My final essential lesson about getting a puppy will be obvious to all the dog parents out there. Contrary to what people may tell you, puppies are a ton of work, and they really are like kids. As someone who doesn’t have a child, but has rambled on about her to my friends that do, they’ve graciously reminded me that she is our child. She’s family, and while we do want kiddos someday, I have no regrets about rounding out our family at 3 right now. She’s been a lesson in how quickly something that starts out “cute” can become a bad habit, and I feel distinctly more prepared for parenthood than I did before she became part of our lives. 

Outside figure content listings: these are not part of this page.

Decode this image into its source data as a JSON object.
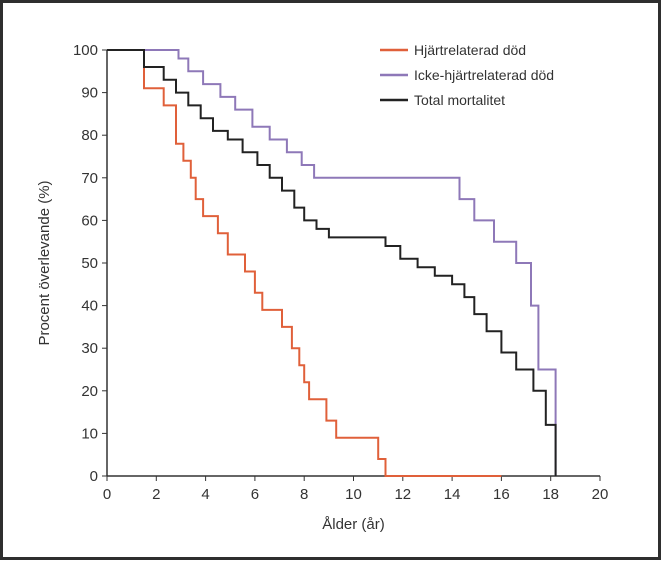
{
  "chart_data": {
    "type": "line",
    "title": "",
    "xlabel": "Ålder (år)",
    "ylabel": "Procent överlevande (%)",
    "xlim": [
      0,
      20
    ],
    "ylim": [
      0,
      100
    ],
    "xticks": [
      0,
      2,
      4,
      6,
      8,
      10,
      12,
      14,
      16,
      18,
      20
    ],
    "yticks": [
      0,
      10,
      20,
      30,
      40,
      50,
      60,
      70,
      80,
      90,
      100
    ],
    "grid": false,
    "legend_position": "top-right",
    "series": [
      {
        "name": "Hjärtrelaterad död",
        "color": "#e0603a",
        "step": true,
        "x": [
          0,
          1.5,
          1.5,
          2.3,
          2.8,
          3.1,
          3.4,
          3.6,
          3.9,
          4.5,
          4.9,
          5.6,
          6.0,
          6.3,
          7.1,
          7.5,
          7.8,
          8.0,
          8.2,
          8.9,
          9.3,
          10.8,
          11.0,
          11.3,
          11.6,
          12.3,
          12.5,
          14.1,
          14.4,
          14.8,
          15.3,
          15.9,
          16.0
        ],
        "y": [
          100,
          100,
          91,
          87,
          78,
          74,
          70,
          65,
          61,
          57,
          52,
          48,
          43,
          39,
          35,
          30,
          26,
          22,
          18,
          13,
          9,
          9,
          4,
          0,
          0,
          0,
          0,
          0,
          0,
          0,
          0,
          0,
          0
        ]
      },
      {
        "name": "Icke-hjärtrelaterad död",
        "color": "#8e78b8",
        "step": true,
        "x": [
          0,
          1.5,
          1.5,
          2.9,
          3.3,
          3.9,
          4.6,
          5.2,
          5.9,
          6.6,
          7.3,
          7.9,
          8.4,
          13.8,
          14.3,
          14.9,
          15.7,
          16.6,
          17.2,
          17.5,
          18.0,
          18.2
        ],
        "y": [
          100,
          100,
          100,
          98,
          95,
          92,
          89,
          86,
          82,
          79,
          76,
          73,
          70,
          70,
          65,
          60,
          55,
          50,
          40,
          25,
          25,
          0
        ]
      },
      {
        "name": "Total mortalitet",
        "color": "#222222",
        "step": true,
        "x": [
          0,
          1.5,
          1.5,
          2.3,
          2.8,
          3.3,
          3.8,
          4.3,
          4.9,
          5.5,
          6.1,
          6.6,
          7.1,
          7.6,
          8.0,
          8.5,
          9.0,
          10.8,
          11.3,
          11.9,
          12.6,
          13.3,
          14.0,
          14.5,
          14.9,
          15.4,
          16.0,
          16.6,
          17.3,
          17.8,
          18.2
        ],
        "y": [
          100,
          100,
          96,
          93,
          90,
          87,
          84,
          81,
          79,
          76,
          73,
          70,
          67,
          63,
          60,
          58,
          56,
          56,
          54,
          51,
          49,
          47,
          45,
          42,
          38,
          34,
          29,
          25,
          20,
          12,
          0
        ]
      }
    ]
  }
}
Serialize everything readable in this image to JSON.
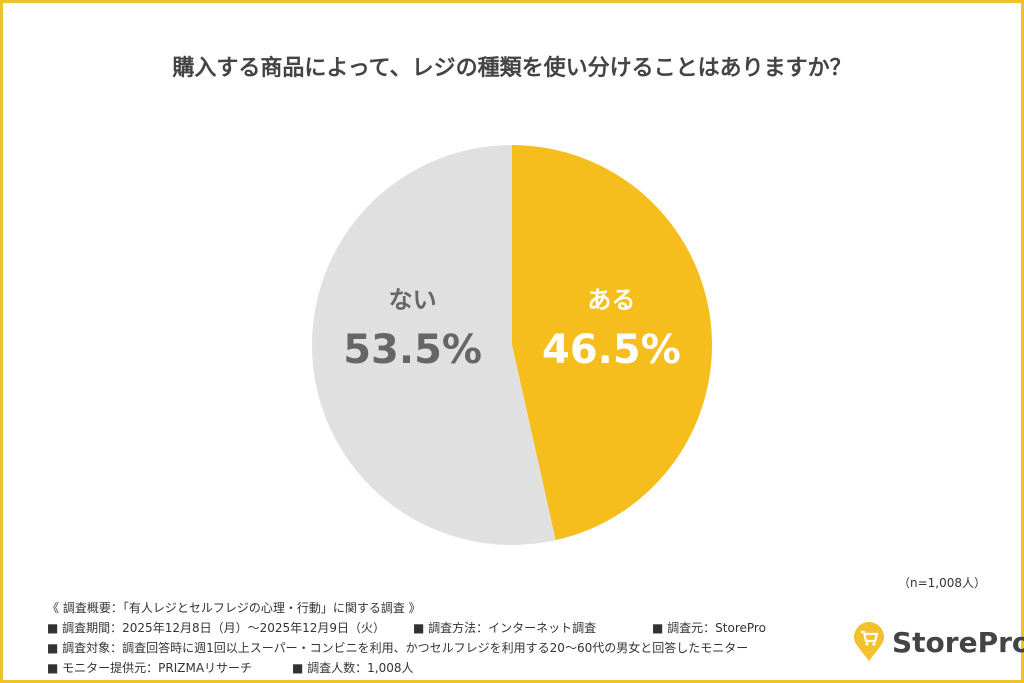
{
  "title": "購入する商品によって、レジの種類を使い分けることはありますか？",
  "chart_data": {
    "type": "pie",
    "title": "購入する商品によって、レジの種類を使い分けることはありますか？",
    "slices": [
      {
        "label": "ある",
        "value": 46.5,
        "display": "46.5%",
        "color": "#F5BE1C",
        "text_color": "#FFFFFF"
      },
      {
        "label": "ない",
        "value": 53.5,
        "display": "53.5%",
        "color": "#E0E0E0",
        "text_color": "#666666"
      }
    ],
    "start_angle": "top",
    "direction": "clockwise"
  },
  "sample_note": "（n=1,008人）",
  "footer": {
    "heading": "《 調査概要：「有人レジとセルフレジの心理・行動」に関する調査 》",
    "period": "■ 調査期間：2025年12月8日（月）～2025年12月9日（火）",
    "method": "■ 調査方法：インターネット調査",
    "source": "■ 調査元：StorePro",
    "target": "■ 調査対象：調査回答時に週1回以上スーパー・コンビニを利用、かつセルフレジを利用する20～60代の男女と回答したモニター",
    "provider": "■ モニター提供元：PRIZMAリサーチ",
    "count": "■ 調査人数：1,008人"
  },
  "logo": {
    "text": "StorePro",
    "icon": "cart-pin-icon",
    "color": "#F2C12E"
  },
  "frame_color": "#F2C12E"
}
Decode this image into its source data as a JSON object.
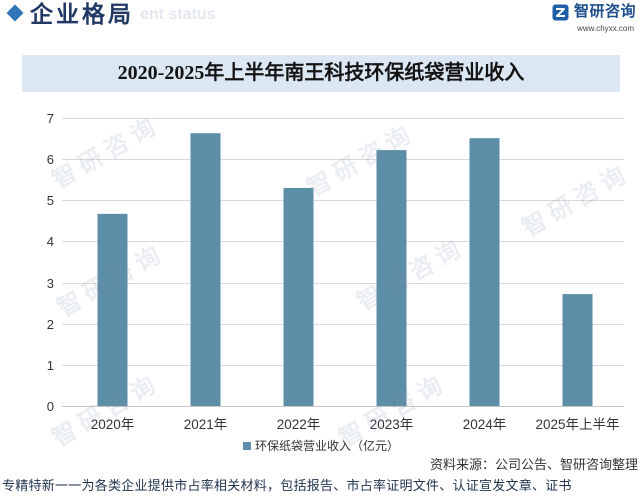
{
  "header": {
    "title": "企业格局",
    "subtitle_en": "ent status",
    "icon": "diamond-icon",
    "logo": {
      "icon": "chyxx-logo-icon",
      "name": "智研咨询",
      "url": "www.chyxx.com"
    }
  },
  "chart_data": {
    "type": "bar",
    "title": "2020-2025年上半年南王科技环保纸袋营业收入",
    "categories": [
      "2020年",
      "2021年",
      "2022年",
      "2023年",
      "2024年",
      "2025年上半年"
    ],
    "series": [
      {
        "name": "环保纸袋营业收入（亿元）",
        "values": [
          4.67,
          6.63,
          5.3,
          6.22,
          6.51,
          2.72
        ],
        "color": "#5c8ea7"
      }
    ],
    "ylim": [
      0,
      7
    ],
    "yticks": [
      0,
      1,
      2,
      3,
      4,
      5,
      6,
      7
    ],
    "grid": true,
    "legend_position": "bottom"
  },
  "source": "资料来源：公司公告、智研咨询整理",
  "footer": "专精特新一一为各类企业提供市占率相关材料，包括报告、市占率证明文件、认证宣发文章、证书",
  "watermark": {
    "text": "智研咨询"
  },
  "colors": {
    "accent": "#2f74b5",
    "header_title": "#1f3864",
    "title_bar_bg": "#dbe8f3",
    "bar": "#5c8ea7",
    "grid": "#d9d9d9",
    "logo": "#1e4e8c"
  }
}
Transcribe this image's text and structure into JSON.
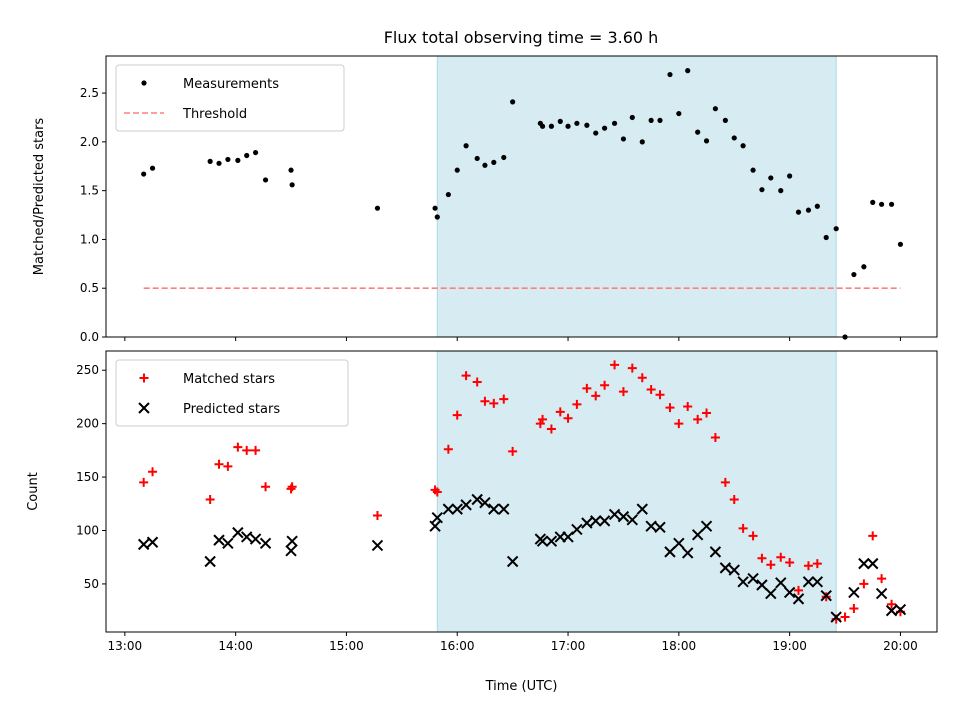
{
  "title": "Flux total observing time = 3.60 h",
  "colors": {
    "measurement": "#000000",
    "threshold": "#ff7f7f",
    "matched": "#ff0000",
    "predicted": "#000000",
    "shade": "#add8e6"
  },
  "chart_data": [
    {
      "type": "scatter",
      "ylabel": "Matched/Predicted stars",
      "ylim": [
        0,
        2.88
      ],
      "yticks": [
        0,
        0.5,
        1.0,
        1.5,
        2.0,
        2.5
      ],
      "legend": [
        "Measurements",
        "Threshold"
      ],
      "legend_position": "top-left",
      "threshold": 0.5,
      "threshold_x": [
        13.17,
        20.0
      ],
      "shaded_x": [
        15.82,
        19.42
      ],
      "series": [
        {
          "name": "Measurements",
          "marker": "dot",
          "points": [
            [
              13.17,
              1.67
            ],
            [
              13.25,
              1.73
            ],
            [
              13.77,
              1.8
            ],
            [
              13.85,
              1.78
            ],
            [
              13.93,
              1.82
            ],
            [
              14.02,
              1.81
            ],
            [
              14.1,
              1.86
            ],
            [
              14.18,
              1.89
            ],
            [
              14.27,
              1.61
            ],
            [
              14.5,
              1.71
            ],
            [
              14.51,
              1.56
            ],
            [
              15.28,
              1.32
            ],
            [
              15.8,
              1.32
            ],
            [
              15.82,
              1.23
            ],
            [
              15.92,
              1.46
            ],
            [
              16.0,
              1.71
            ],
            [
              16.08,
              1.96
            ],
            [
              16.18,
              1.83
            ],
            [
              16.25,
              1.76
            ],
            [
              16.33,
              1.79
            ],
            [
              16.42,
              1.84
            ],
            [
              16.5,
              2.41
            ],
            [
              16.75,
              2.19
            ],
            [
              16.77,
              2.16
            ],
            [
              16.85,
              2.16
            ],
            [
              16.93,
              2.21
            ],
            [
              17.0,
              2.16
            ],
            [
              17.08,
              2.19
            ],
            [
              17.17,
              2.17
            ],
            [
              17.25,
              2.09
            ],
            [
              17.33,
              2.14
            ],
            [
              17.42,
              2.19
            ],
            [
              17.5,
              2.03
            ],
            [
              17.58,
              2.25
            ],
            [
              17.67,
              2.0
            ],
            [
              17.75,
              2.22
            ],
            [
              17.83,
              2.22
            ],
            [
              17.92,
              2.69
            ],
            [
              18.0,
              2.29
            ],
            [
              18.08,
              2.73
            ],
            [
              18.17,
              2.1
            ],
            [
              18.25,
              2.01
            ],
            [
              18.33,
              2.34
            ],
            [
              18.42,
              2.22
            ],
            [
              18.5,
              2.04
            ],
            [
              18.58,
              1.96
            ],
            [
              18.67,
              1.71
            ],
            [
              18.75,
              1.51
            ],
            [
              18.83,
              1.63
            ],
            [
              18.92,
              1.5
            ],
            [
              19.0,
              1.65
            ],
            [
              19.08,
              1.28
            ],
            [
              19.17,
              1.3
            ],
            [
              19.25,
              1.34
            ],
            [
              19.33,
              1.02
            ],
            [
              19.42,
              1.11
            ],
            [
              19.5,
              0.0
            ],
            [
              19.58,
              0.64
            ],
            [
              19.67,
              0.72
            ],
            [
              19.75,
              1.38
            ],
            [
              19.83,
              1.36
            ],
            [
              19.92,
              1.36
            ],
            [
              20.0,
              0.95
            ]
          ]
        }
      ]
    },
    {
      "type": "scatter",
      "xlabel": "Time (UTC)",
      "ylabel": "Count",
      "xlim": [
        12.83,
        20.33
      ],
      "ylim": [
        5,
        268
      ],
      "xticks": [
        13,
        14,
        15,
        16,
        17,
        18,
        19,
        20
      ],
      "xtick_labels": [
        "13:00",
        "14:00",
        "15:00",
        "16:00",
        "17:00",
        "18:00",
        "19:00",
        "20:00"
      ],
      "yticks": [
        50,
        100,
        150,
        200,
        250
      ],
      "legend": [
        "Matched stars",
        "Predicted stars"
      ],
      "legend_position": "top-left",
      "shaded_x": [
        15.82,
        19.42
      ],
      "series": [
        {
          "name": "Matched stars",
          "marker": "plus",
          "points": [
            [
              13.17,
              145
            ],
            [
              13.25,
              155
            ],
            [
              13.77,
              129
            ],
            [
              13.85,
              162
            ],
            [
              13.93,
              160
            ],
            [
              14.02,
              178
            ],
            [
              14.1,
              175
            ],
            [
              14.18,
              175
            ],
            [
              14.27,
              141
            ],
            [
              14.5,
              139
            ],
            [
              14.51,
              141
            ],
            [
              15.28,
              114
            ],
            [
              15.8,
              138
            ],
            [
              15.82,
              136
            ],
            [
              15.92,
              176
            ],
            [
              16.0,
              208
            ],
            [
              16.08,
              245
            ],
            [
              16.18,
              239
            ],
            [
              16.25,
              221
            ],
            [
              16.33,
              219
            ],
            [
              16.42,
              223
            ],
            [
              16.5,
              174
            ],
            [
              16.75,
              200
            ],
            [
              16.77,
              204
            ],
            [
              16.85,
              195
            ],
            [
              16.93,
              211
            ],
            [
              17.0,
              205
            ],
            [
              17.08,
              218
            ],
            [
              17.17,
              233
            ],
            [
              17.25,
              226
            ],
            [
              17.33,
              236
            ],
            [
              17.42,
              255
            ],
            [
              17.5,
              230
            ],
            [
              17.58,
              252
            ],
            [
              17.67,
              243
            ],
            [
              17.75,
              232
            ],
            [
              17.83,
              227
            ],
            [
              17.92,
              215
            ],
            [
              18.0,
              200
            ],
            [
              18.08,
              216
            ],
            [
              18.17,
              204
            ],
            [
              18.25,
              210
            ],
            [
              18.33,
              187
            ],
            [
              18.42,
              145
            ],
            [
              18.5,
              129
            ],
            [
              18.58,
              102
            ],
            [
              18.67,
              95
            ],
            [
              18.75,
              74
            ],
            [
              18.83,
              68
            ],
            [
              18.92,
              75
            ],
            [
              19.0,
              70
            ],
            [
              19.08,
              44
            ],
            [
              19.17,
              67
            ],
            [
              19.25,
              69
            ],
            [
              19.33,
              38
            ],
            [
              19.42,
              17
            ],
            [
              19.5,
              19
            ],
            [
              19.58,
              27
            ],
            [
              19.67,
              50
            ],
            [
              19.75,
              95
            ],
            [
              19.83,
              55
            ],
            [
              19.92,
              31
            ],
            [
              20.0,
              24
            ]
          ]
        },
        {
          "name": "Predicted stars",
          "marker": "x",
          "points": [
            [
              13.17,
              87
            ],
            [
              13.25,
              89
            ],
            [
              13.77,
              71
            ],
            [
              13.85,
              91
            ],
            [
              13.93,
              88
            ],
            [
              14.02,
              98
            ],
            [
              14.1,
              94
            ],
            [
              14.18,
              92
            ],
            [
              14.27,
              88
            ],
            [
              14.5,
              81
            ],
            [
              14.51,
              90
            ],
            [
              15.28,
              86
            ],
            [
              15.8,
              104
            ],
            [
              15.82,
              112
            ],
            [
              15.92,
              120
            ],
            [
              16.0,
              120
            ],
            [
              16.08,
              124
            ],
            [
              16.18,
              129
            ],
            [
              16.25,
              126
            ],
            [
              16.33,
              120
            ],
            [
              16.42,
              120
            ],
            [
              16.5,
              71
            ],
            [
              16.75,
              92
            ],
            [
              16.77,
              90
            ],
            [
              16.85,
              90
            ],
            [
              16.93,
              94
            ],
            [
              17.0,
              94
            ],
            [
              17.08,
              101
            ],
            [
              17.17,
              107
            ],
            [
              17.25,
              109
            ],
            [
              17.33,
              109
            ],
            [
              17.42,
              115
            ],
            [
              17.5,
              113
            ],
            [
              17.58,
              110
            ],
            [
              17.67,
              120
            ],
            [
              17.75,
              104
            ],
            [
              17.83,
              103
            ],
            [
              17.92,
              80
            ],
            [
              18.0,
              88
            ],
            [
              18.08,
              79
            ],
            [
              18.17,
              96
            ],
            [
              18.25,
              104
            ],
            [
              18.33,
              80
            ],
            [
              18.42,
              65
            ],
            [
              18.5,
              63
            ],
            [
              18.58,
              52
            ],
            [
              18.67,
              55
            ],
            [
              18.75,
              49
            ],
            [
              18.83,
              41
            ],
            [
              18.92,
              51
            ],
            [
              19.0,
              42
            ],
            [
              19.08,
              36
            ],
            [
              19.17,
              52
            ],
            [
              19.25,
              52
            ],
            [
              19.33,
              39
            ],
            [
              19.42,
              19
            ],
            [
              19.58,
              42
            ],
            [
              19.67,
              69
            ],
            [
              19.75,
              69
            ],
            [
              19.83,
              41
            ],
            [
              19.92,
              25
            ],
            [
              20.0,
              26
            ]
          ]
        }
      ]
    }
  ]
}
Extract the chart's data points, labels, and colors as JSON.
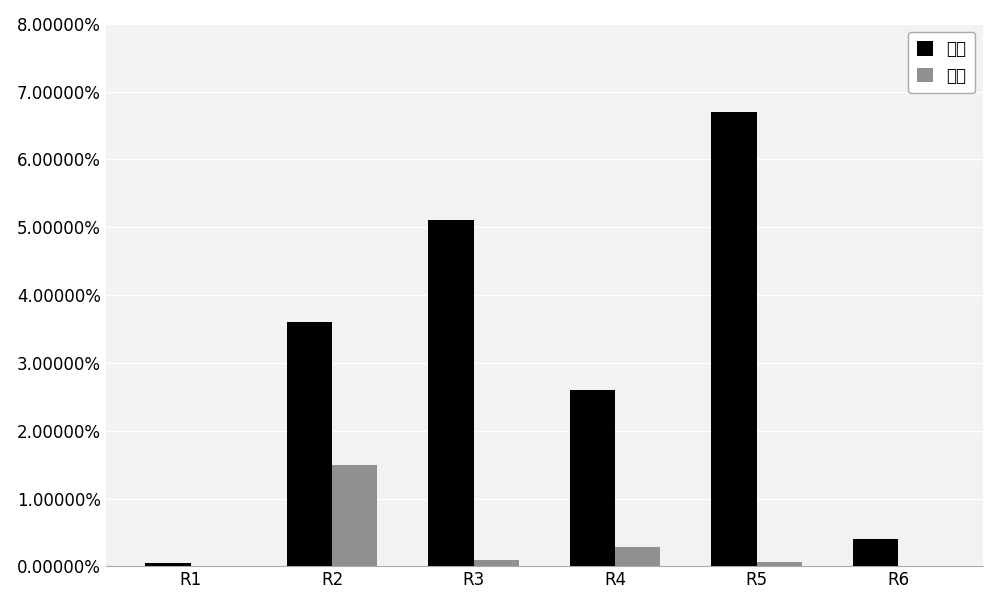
{
  "categories": [
    "R1",
    "R2",
    "R3",
    "R4",
    "R5",
    "R6"
  ],
  "zheng_shai": [
    0.0005,
    0.036,
    0.051,
    0.026,
    0.067,
    0.004
  ],
  "fan_shai": [
    2e-05,
    0.015,
    0.001,
    0.0028,
    0.0006,
    2e-05
  ],
  "zheng_color": "#000000",
  "fan_color": "#909090",
  "legend_zheng": "正筛",
  "legend_fan": "反筛",
  "ylim": [
    0,
    0.08
  ],
  "ytick_vals": [
    0.0,
    0.01,
    0.02,
    0.03,
    0.04,
    0.05,
    0.06,
    0.07,
    0.08
  ],
  "ytick_labels": [
    "0.00000%",
    "1.00000%",
    "2.00000%",
    "3.00000%",
    "4.00000%",
    "5.00000%",
    "6.00000%",
    "7.00000%",
    "8.00000%"
  ],
  "background_color": "#ffffff",
  "plot_bg_color": "#f2f2f2",
  "bar_width": 0.32,
  "grid_color": "#ffffff",
  "legend_edge_color": "#aaaaaa",
  "spine_color": "#aaaaaa"
}
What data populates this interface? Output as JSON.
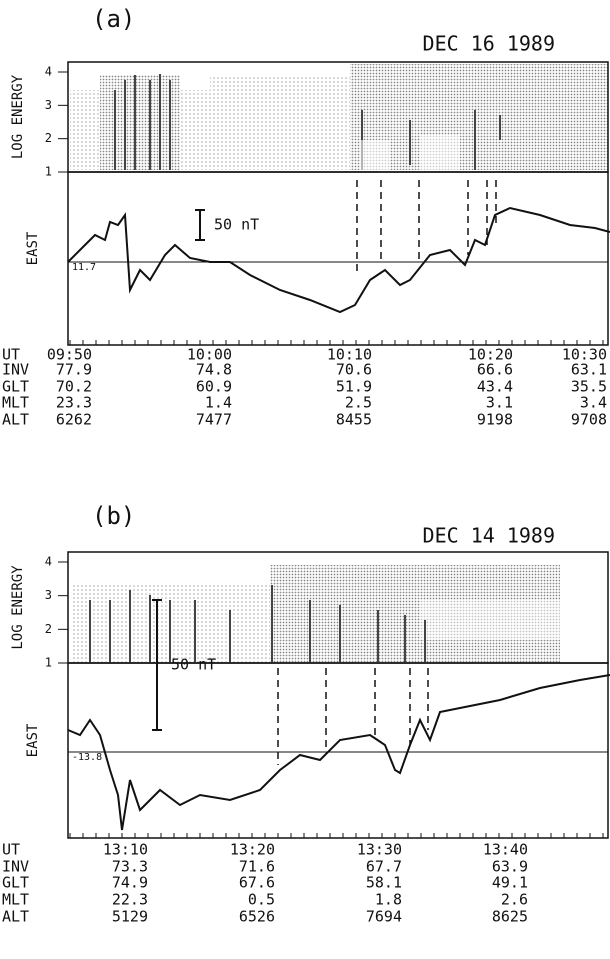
{
  "panels": [
    {
      "label": "(a)",
      "date": "DEC 16 1989",
      "y_axis_label": "LOG ENERGY",
      "energy_ticks": [
        "4",
        "3",
        "2",
        "1"
      ],
      "mag_label": "EAST",
      "scale_label": "50 nT",
      "baseline_label": "11.7",
      "rows": [
        {
          "name": "UT",
          "cells": [
            "09:50",
            "10:00",
            "10:10",
            "10:20",
            "10:30"
          ]
        },
        {
          "name": "INV",
          "cells": [
            "77.9",
            "74.8",
            "70.6",
            "66.6",
            "63.1"
          ]
        },
        {
          "name": "GLT",
          "cells": [
            "70.2",
            "60.9",
            "51.9",
            "43.4",
            "35.5"
          ]
        },
        {
          "name": "MLT",
          "cells": [
            "23.3",
            "1.4",
            "2.5",
            "3.1",
            "3.4"
          ]
        },
        {
          "name": "ALT",
          "cells": [
            "6262",
            "7477",
            "8455",
            "9198",
            "9708"
          ]
        }
      ]
    },
    {
      "label": "(b)",
      "date": "DEC 14 1989",
      "y_axis_label": "LOG ENERGY",
      "energy_ticks": [
        "4",
        "3",
        "2",
        "1"
      ],
      "mag_label": "EAST",
      "scale_label": "50 nT",
      "baseline_label": "-13.8",
      "rows": [
        {
          "name": "UT",
          "cells": [
            "13:10",
            "13:20",
            "13:30",
            "13:40"
          ]
        },
        {
          "name": "INV",
          "cells": [
            "73.3",
            "71.6",
            "67.7",
            "63.9"
          ]
        },
        {
          "name": "GLT",
          "cells": [
            "74.9",
            "67.6",
            "58.1",
            "49.1"
          ]
        },
        {
          "name": "MLT",
          "cells": [
            "22.3",
            "0.5",
            "1.8",
            "2.6"
          ]
        },
        {
          "name": "ALT",
          "cells": [
            "5129",
            "6526",
            "7694",
            "8625"
          ]
        }
      ]
    }
  ]
}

There’s a lot of great advice online about dogs, but I found the most reliable information through The American Kennel Club. We used it as a general guideline for what to expect but also trusted our instincts with her too. We didn’t take her to a formal puppy training class because she responded so well to our training at home, but if you don’t have the time, it’s a great way to build community, and get advice from fellow puppy parents. 

If you’re getting a puppy, congratulations! Send me all of the pics! Just remember that they are a lot of work, but it’s absolutely worth the love and affection you share with your furry friend. Hopefully, my 10 essential lessons about getting a puppy help you out! Now, excuse me while I go cry over all these pictures of my fur-child.